Pas d'hommages dithyrambiques ou de funérailles nationales. Ni le statut d'ancien président (2012-2013), ni les requêtes de ses proches d'enterrer Mohamed Morsi dans le carré familial n'ont convaincu les autorités égyptiennes d'accorder les derniers honneurs à Mohamed Morsi, décédé ce lundi 17 juin suite à un malaise. Dissuadé par la lourde logistique exigée par une cérémonie nationale, le pouvoir égyptien s'est tout simplement braqué. La famille s'est quelque peu vu imposer une simplicité dans les cérémonies funéraires.

Discrète mise en terre, mais sous un impressionnant dispositif de sécurité

Après une prière mortuaire à l'hôpital de la prison de Tora où il était incarcéré, la dépouille du premier président égyptien post-Révolution a été discrètement mise en terre dans le cimetière de Nasr City, situé à l'est du Caire, la capitale, sous un impressionnant dispositif de sécurité. La veille, Mohamed Morsi s'est écroulé en pleine audience dans un tribunal, frappé d'un malaise alors qu'il comparaissait dans le cadre d'un procès alambiqué pour terrorisme et espionnage pour le compte du Qatar et du Hamas. Son décès a été constaté peu après son transfert à l'hôpital de la prison où il purgeait déjà une peine pour falsification de documents dans le cadre de sa candidature à la présidentielle de 2012.

Outre l'émotion suscitée par ce décès brutal de Morsi à l'âge de 67 ans, une vive polémique entoure les circonstances de son décès. «Nous appelons les autorités égyptiennes à mener une enquête impartiale, approfondie et transparente sur les circonstances de la mort de Morsi, notamment sur son isolement cellulaire et son isolement du monde extérieur», réagit Amnesty International dès l'annonce du décès. Un commentaire qui fait suite à un feu de la polémique entretenue par les Frères musulmans, organisation politique d'inspiration islamique à laquelle appartenait Mohamed Morsi.

 «Assassinat par négligence médicale»

Dans une déclaration rapportée par Reuters, les Frères musulmans évoquent le décès de Morsi comme «un assassinat à part entière.

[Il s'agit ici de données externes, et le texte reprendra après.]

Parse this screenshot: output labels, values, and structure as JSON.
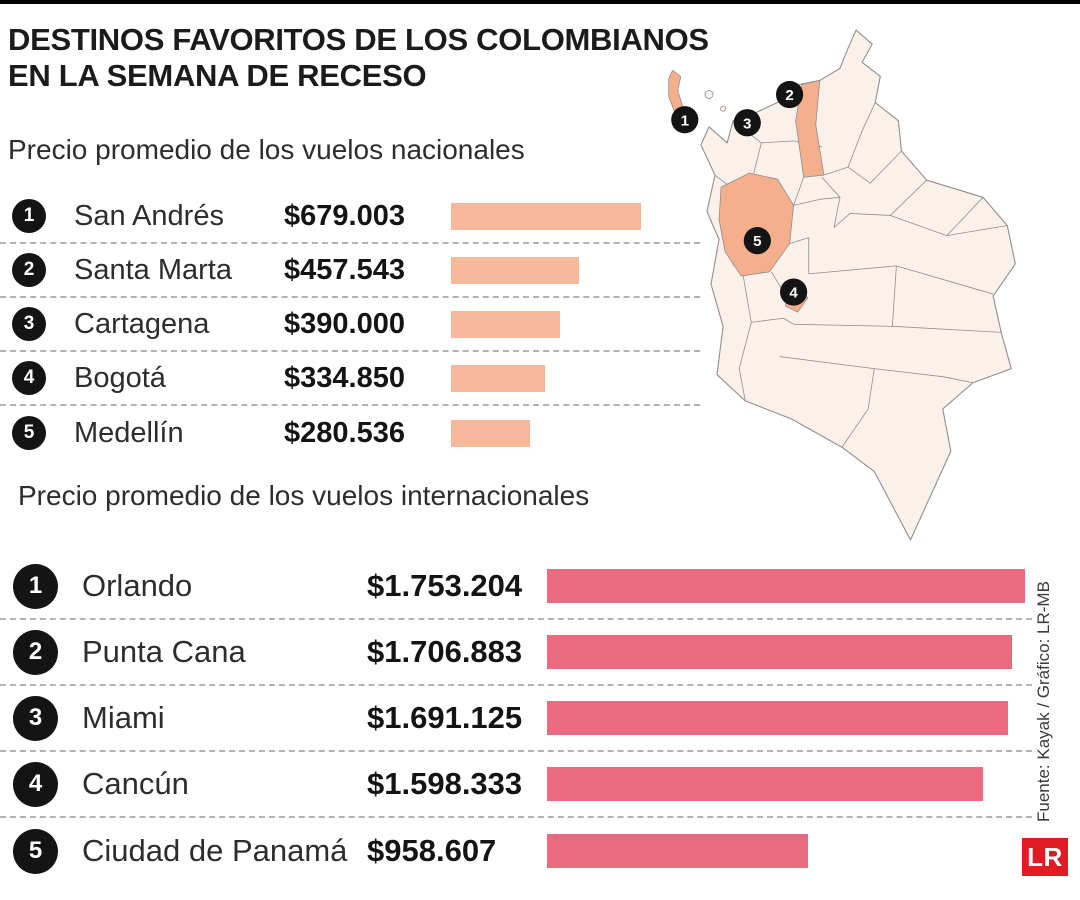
{
  "title": {
    "line1": "DESTINOS FAVORITOS DE LOS COLOMBIANOS",
    "line2": "EN LA SEMANA DE RECESO"
  },
  "source_credit": "Fuente: Kayak / Gráfico: LR-MB",
  "logo_text": "LR",
  "colors": {
    "national_bar": "#f6b89a",
    "international_bar": "#ea6a80",
    "map_base": "#fbf1ea",
    "map_highlight": "#f4b08d",
    "badge": "#141414",
    "logo_red": "#e01b22"
  },
  "chart_data": [
    {
      "type": "bar",
      "orientation": "horizontal",
      "title": "Precio promedio de los vuelos nacionales",
      "categories": [
        "San Andrés",
        "Santa Marta",
        "Cartagena",
        "Bogotá",
        "Medellín"
      ],
      "values": [
        679003,
        457543,
        390000,
        334850,
        280536
      ],
      "value_labels": [
        "$679.003",
        "$457.543",
        "$390.000",
        "$334.850",
        "$280.536"
      ],
      "ranks": [
        "1",
        "2",
        "3",
        "4",
        "5"
      ],
      "bar_color": "#f6b89a",
      "xlim": [
        0,
        679003
      ]
    },
    {
      "type": "bar",
      "orientation": "horizontal",
      "title": "Precio promedio de los vuelos internacionales",
      "categories": [
        "Orlando",
        "Punta Cana",
        "Miami",
        "Cancún",
        "Ciudad de Panamá"
      ],
      "values": [
        1753204,
        1706883,
        1691125,
        1598333,
        958607
      ],
      "value_labels": [
        "$1.753.204",
        "$1.706.883",
        "$1.691.125",
        "$1.598.333",
        "$958.607"
      ],
      "ranks": [
        "1",
        "2",
        "3",
        "4",
        "5"
      ],
      "bar_color": "#ea6a80",
      "xlim": [
        0,
        1753204
      ]
    }
  ],
  "map": {
    "name": "Colombia",
    "markers": [
      {
        "n": "1",
        "x": 42,
        "y": 95
      },
      {
        "n": "2",
        "x": 146,
        "y": 70
      },
      {
        "n": "3",
        "x": 104,
        "y": 98
      },
      {
        "n": "4",
        "x": 150,
        "y": 266
      },
      {
        "n": "5",
        "x": 114,
        "y": 215
      }
    ]
  }
}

Dans un communiqué très virulent, le Parti de la liberté et de la justice, pendant politique des Frères musulmans, qualifie le décès de leur «martyr» comme un «assassinat par négligence médicale», imputé aux «autorités du coup d'Etat». Le communiqué fait remarquer les conditions de détention de Mohamed Morsi qui avait fini par demander son hospitalisation dans une clinique privée à «ses propres frais».

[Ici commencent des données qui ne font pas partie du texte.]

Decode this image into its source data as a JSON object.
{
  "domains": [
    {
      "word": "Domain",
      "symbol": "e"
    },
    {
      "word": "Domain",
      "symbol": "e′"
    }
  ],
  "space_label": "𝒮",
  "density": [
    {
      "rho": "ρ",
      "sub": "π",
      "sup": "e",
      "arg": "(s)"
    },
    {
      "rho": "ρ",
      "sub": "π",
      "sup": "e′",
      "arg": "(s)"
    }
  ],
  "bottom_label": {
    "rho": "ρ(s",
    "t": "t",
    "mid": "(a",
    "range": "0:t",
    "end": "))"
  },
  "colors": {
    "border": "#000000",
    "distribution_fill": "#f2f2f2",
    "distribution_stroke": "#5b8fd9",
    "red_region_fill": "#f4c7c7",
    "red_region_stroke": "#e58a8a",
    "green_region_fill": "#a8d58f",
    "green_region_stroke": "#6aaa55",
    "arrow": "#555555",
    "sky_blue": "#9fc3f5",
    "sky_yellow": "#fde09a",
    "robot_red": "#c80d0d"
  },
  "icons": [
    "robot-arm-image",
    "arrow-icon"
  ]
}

Destitué en 2013 par l'armée conduite par un certain Abdel Fattah Al-Sissi, Mohamed Morsi a échappé à plusieurs condamnations à mort dans une myriade de procès. Ingénieur civil formé au Caire et aux Etats-Unis, Morsi était arrivé au pouvoir à la suite de la Révolution de la Place Tahrir qui avait précipité la chute de Hosni Moubarak après trois décennies de règne sur l'Egypte.